Now we can compare the output of this to our previous fit.

for i, wb in enumerate(params):
    W, b = wb
    print('w{0}: {1}, b{0}: {2}'.format(i, W, b))
print(pars.x)  # from least_squares
w0: [[33.09   2.896 -0.893]], b0: [0.612 0.254 0.482]
w1: [[ 0.711]
 [ 0.434]
 [-0.414]], b1: [-0.306]
[-104.738  -46.364   -0.509   -2.34    20.417   54.698    2.568   39.267
    5.331    2.945]

A crucial point is they don’t appear related at all. They aren’t. There are many sets of parameters that lead to similar fits. These parameters don’t have any particular meaning. This is another thing some researchers do not like about neural networks. They are usually not interpretable as physical parameters.

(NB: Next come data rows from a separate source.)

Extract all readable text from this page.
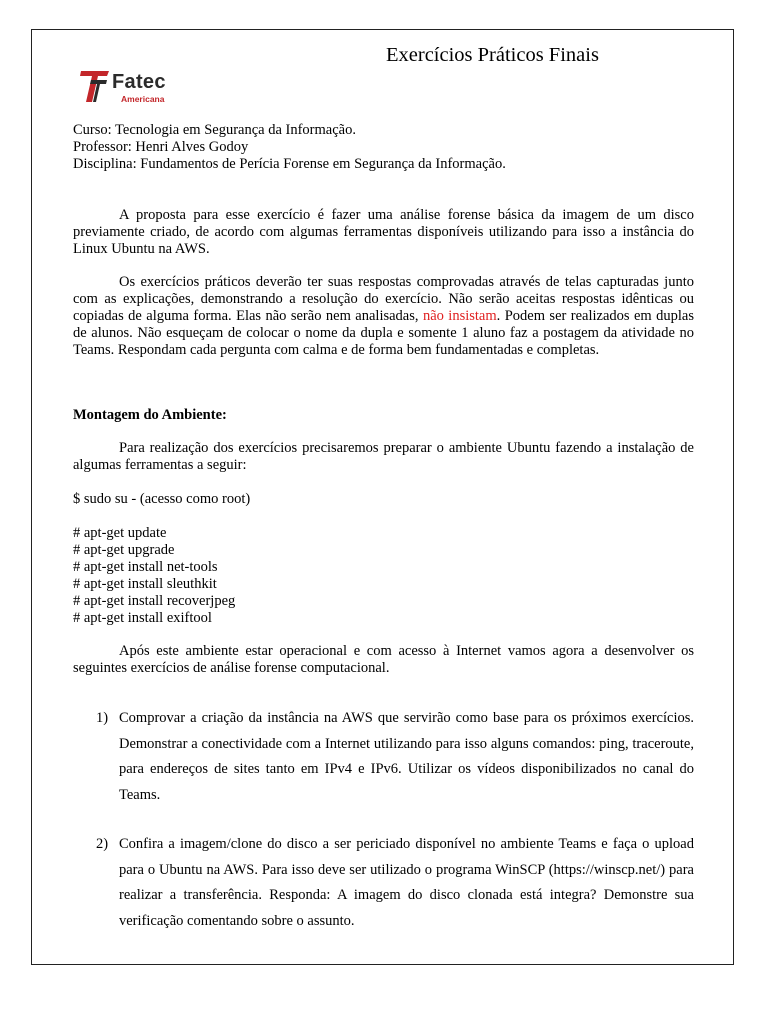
Exercícios Práticos Finais
Fatec
Americana
Curso: Tecnologia em Segurança da Informação.
Professor: Henri Alves Godoy
Disciplina: Fundamentos de Perícia Forense em Segurança da Informação.
A proposta para esse exercício é fazer uma análise forense básica da imagem de um disco previamente criado, de acordo com algumas ferramentas disponíveis utilizando para isso a instância do Linux Ubuntu na AWS.
Os exercícios práticos deverão ter suas respostas comprovadas através de telas capturadas junto com as explicações, demonstrando a resolução do exercício. Não serão aceitas respostas idênticas ou copiadas de alguma forma. Elas não serão nem analisadas, não insistam. Podem ser realizados em duplas de alunos. Não esqueçam de colocar o nome da dupla e somente 1 aluno faz a postagem da atividade no Teams. Respondam cada pergunta com calma e de forma bem fundamentadas e completas.
Montagem do Ambiente:
Para realização dos exercícios precisaremos preparar o ambiente Ubuntu fazendo a instalação de algumas ferramentas a seguir:
$ sudo su - (acesso como root)
# apt-get update
# apt-get upgrade
# apt-get install net-tools
# apt-get install sleuthkit
# apt-get install recoverjpeg
# apt-get install exiftool
Após este ambiente estar operacional e com acesso à Internet vamos agora a desenvolver os seguintes exercícios de análise forense computacional.
1) Comprovar a criação da instância na AWS que servirão como base para os próximos exercícios. Demonstrar a conectividade com a Internet utilizando para isso alguns comandos: ping, traceroute, para endereços de sites tanto em IPv4 e IPv6. Utilizar os vídeos disponibilizados no canal do Teams.
2) Confira a imagem/clone do disco a ser periciado disponível no ambiente Teams e faça o upload para o Ubuntu na AWS. Para isso deve ser utilizado o programa WinSCP (https://winscp.net/) para realizar a transferência. Responda: A imagem do disco clonada está integra? Demonstre sua verificação comentando sobre o assunto.
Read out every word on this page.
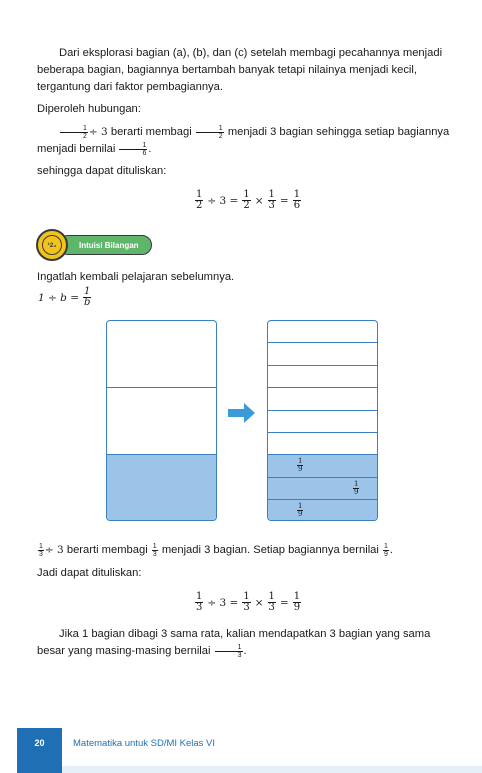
Dari eksplorasi bagian (a), (b), dan (c) setelah membagi pecahannya menjadi beberapa bagian, bagiannya bertambah banyak tetapi nilainya menjadi kecil, tergantung dari faktor pembagiannya.

Diperoleh hubungan:

$\frac{1}{2} \div 3$ berarti membagi $\frac{1}{2}$ menjadi 3 bagian sehingga setiap bagiannya menjadi bernilai $\frac{1}{6}$ .

sehingga dapat dituliskan:

$\frac{1}{2} \div 3 = \frac{1}{2} \times \frac{1}{3} = \frac{1}{6}$
¹2₃	Intuisi Bilangan

Ingatlah kembali pelajaran sebelumnya.

$1 \div b = \frac{1}{b}$
$\frac{1}{9}$
$\frac{1}{9}$
$\frac{1}{9}$

$\frac{1}{3} \div 3$ berarti membagi $\frac{1}{3}$ menjadi 3 bagian. Setiap bagiannya bernilai $\frac{1}{9}$ .

Jadi dapat dituliskan:

$\frac{1}{3} \div 3 = \frac{1}{3} \times \frac{1}{3} = \frac{1}{9}$

Jika 1 bagian dibagi 3 sama rata, kalian mendapatkan 3 bagian yang sama besar yang masing-masing bernilai $\frac{1}{3}$ .

20	Matematika untuk SD/MI Kelas VI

As before, this model cannot extrapolate (or generalize as ML researchers say). That is because the activation functions all saturate to a constant value. The network does not learn anything but a representation of the data in the region the regression is done.

X2 = np.linspace(0, 10)
Y2 = X2**(1/3)
Z2 = nn(params, X2.reshape([-1, 1]))

plt.plot(X2, Y2, 'b.', label='analytical')
plt.plot(X2, Z2, label='NN')
plt.fill_between(X2 < 1, 0, 1.4, facecolor='gray', alpha=0.5)


Today we pulled together many ideas about nonlinear models, regression, and optimization as an introduction to modern machine learning. ML is little more than building computational models from data. It is usually using flexible, universal function approximators, e.g. neural networks, and all modern ML relies on automatic differentiation to do the regression.

ML code is much more verbose than the simpler regression models we used previously. There is often data scaling that is done in advance, and regularization that is used to reduce overfitting. There are whole courses and now degrees on these topics. You are now at a starting point to study these topics.